Gorou Miyazaki has some good reasons to feel under pressure. He’s director of Gedo Senki (Tales from Earthsea), the latest feature from Studio Ghibli, one of the world’s most important animation studios, despite being a complete novice: The movie, based on a best-selling book by Ursula K. Le Guin, marks his film production and directorial debuts. If that isn’t pressure enough, he also has the towering reputation of his father and Ghibli head, Hayao Miyazaki, hanging over him.
To make matters tougher still, Miyazaki senior initially voiced strong opposition to his son’s involvement in the project. So how has he been dealing with the pressure?
In an interview with The Daily Yomiuri, Gorou was keen to give the impression that he has been taking everything in his stride. His strategy, he explains, was not even to consider the pressure but to focus instead on the task in hand and on what kind of movie he wanted to create.
“I wanted to make the kind of thing Hayao Miyazaki and Isao Takahata were making when I was a teenager,” Gorou says, preferring to call his father by his full name rather than refer to their familial tie. “When I asked myself why I wanted to make a movie, the answer was in Hayao Miyazaki’s films…In a sense, I was not interested in other kinds of animated features. For example, I didn’t want to make something like what Mamoru Oshii or Katsuhiro Otomo would make, even though their work is also anime.” No wonder, then, that Gedo Senki is strongly reminiscent of past Studio Ghibli films.

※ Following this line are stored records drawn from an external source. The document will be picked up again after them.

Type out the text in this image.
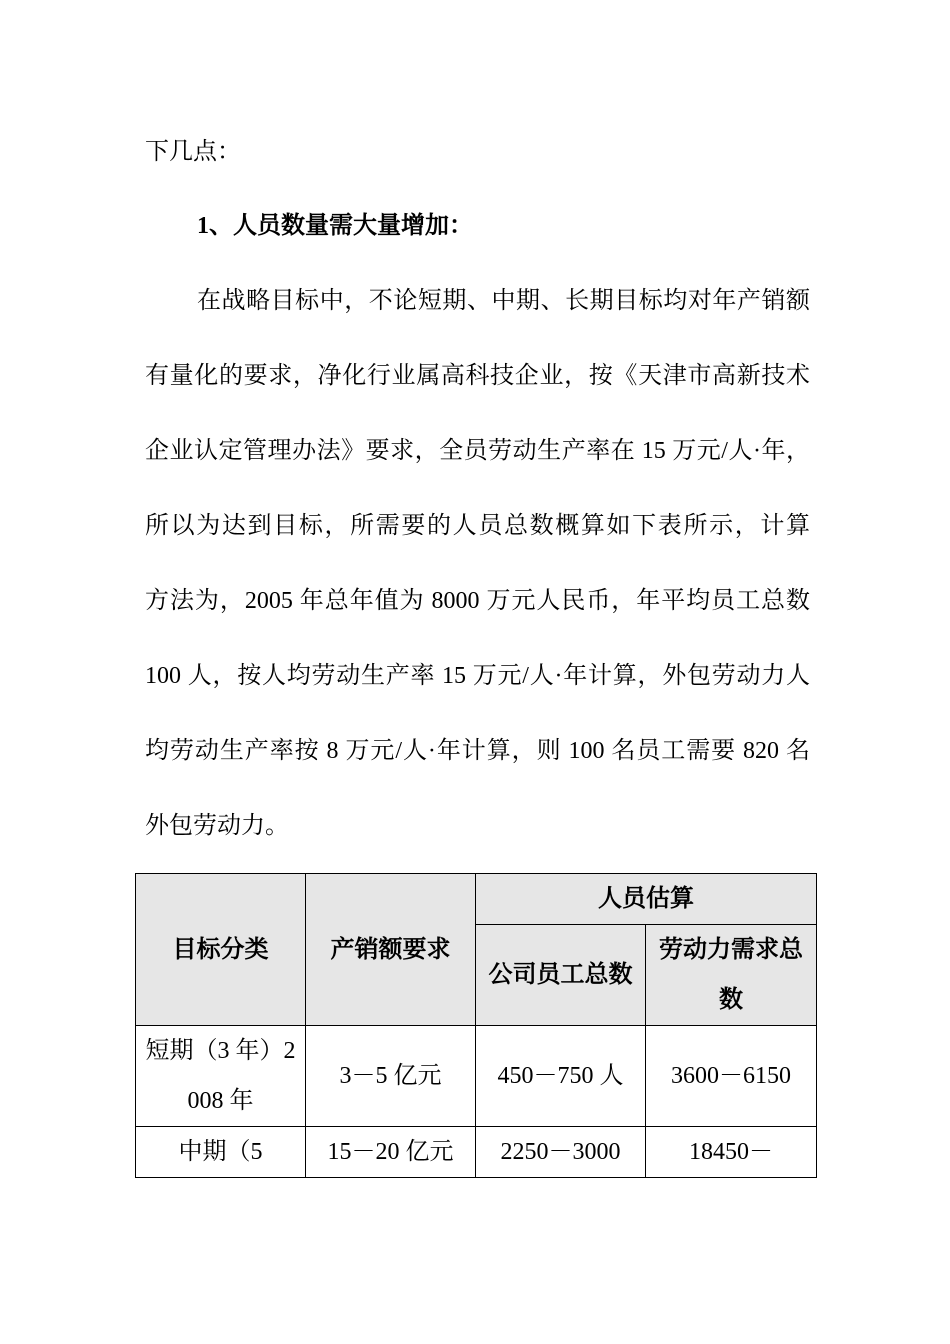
下几点：
1、人员数量需大量增加：
在战略目标中，不论短期、中期、长期目标均对年产销额
有量化的要求，净化行业属高科技企业，按《天津市高新技术
企业认定管理办法》要求，全员劳动生产率在 15 万元/人·年，
所以为达到目标，所需要的人员总数概算如下表所示，计算
方法为，2005 年总年值为 8000 万元人民币，年平均员工总数
100 人，按人均劳动生产率 15 万元/人·年计算，外包劳动力人
均劳动生产率按 8 万元/人·年计算，则 100 名员工需要 820 名
外包劳动力。
目标分类	产销额要求	人员估算	
		公司员工总数	劳动力需求总数
短期（3 年）2008 年	3－5 亿元	450－750 人	3600－6150
中期（5	15－20 亿元	2250－3000	18450－
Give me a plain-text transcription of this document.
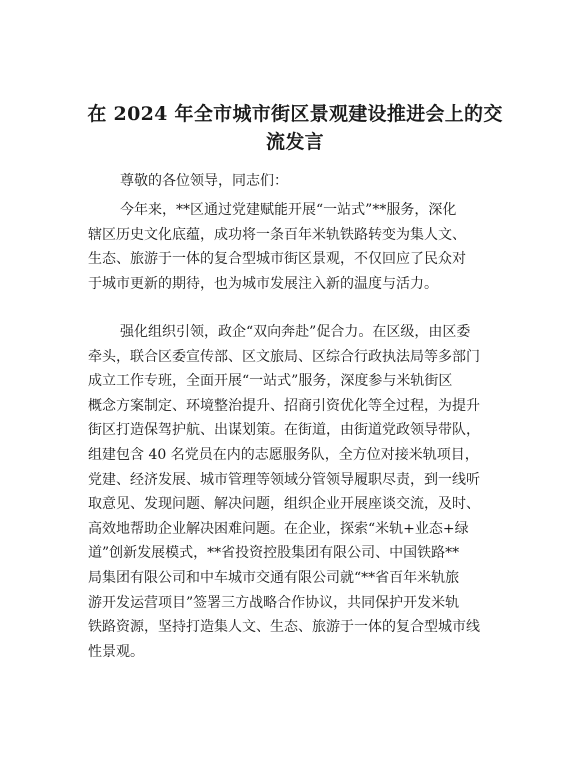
在 2024 年全市城市街区景观建设推进会上的交
流发言

尊敬的各位领导，同志们：

今年来，**区通过党建赋能开展“一站式”**服务，深化
辖区历史文化底蕴，成功将一条百年米轨铁路转变为集人文、
生态、旅游于一体的复合型城市街区景观，不仅回应了民众对
于城市更新的期待，也为城市发展注入新的温度与活力。
强化组织引领，政企“双向奔赴”促合力。在区级，由区委
牵头，联合区委宣传部、区文旅局、区综合行政执法局等多部门
成立工作专班，全面开展“一站式”服务，深度参与米轨街区
概念方案制定、环境整治提升、招商引资优化等全过程，为提升
街区打造保驾护航、出谋划策。在街道，由街道党政领导带队，
组建包含 40 名党员在内的志愿服务队，全方位对接米轨项目，
党建、经济发展、城市管理等领域分管领导履职尽责，到一线听
取意见、发现问题、解决问题，组织企业开展座谈交流，及时、
高效地帮助企业解决困难问题。在企业，探索“米轨+业态+绿
道”创新发展模式，**省投资控股集团有限公司、中国铁路**
局集团有限公司和中车城市交通有限公司就“**省百年米轨旅
游开发运营项目”签署三方战略合作协议，共同保护开发米轨
铁路资源，坚持打造集人文、生态、旅游于一体的复合型城市线
性景观。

For example, in the new movie, the main character, Ged, is a wizard who wanders from one ghost town to another trying to discover why the world is losing its balance and why people are losing their enthusiasm for life–a character not unlike the wise man in Kaze no Tani no Naushika (Nausicaa the Valley of the Wind). Another example is the black liquid that almost swallows the other main character, Arren, which is similar to the motif used in Mononoke Hime (Princess Mononoke). Also, the landscape of a port town seen in Gedo Senki resembles one seen in Majo no Takkyubin (Kiki’s Delivery Service).
Gorou acknowledges that the movie as a whole has been influenced by his father’s work. And he believes this to be only natural. “I have no problem with the design and look of the film resembling the work of Hayao Miyazaki, and I wasn’t concerned about borrowing the outline from Shuna no Tabi.” Shuna no Tabi (Shuna’s Journey) is a picture book by Hayao inspired by Tales from Earthsea.
Gorou’s movie focuses on the third installment of the Earthsea series, with some elements borrowed from the first and fourth installments as well.
The backstory is cut to a minimum in the movie and is pretty much told in a couple of lines, which begs the question: Is he going to make a prequel or a sequel?
Gorou quickly dismisses such talk, saying that the making of one movie was challenging enough and that he has no plans to continue with a Gedo Senki series.
Perhaps more surprising, though, is when Gorou talks of the low priority he put on imbuing the work with original ideas–even if Gorou sees this as no surprise at all. ven so, the finished work shows touches that are clearly unique to Gorou. Some animators who have already seen Gedo Senki point to the distinctive timing between cuts.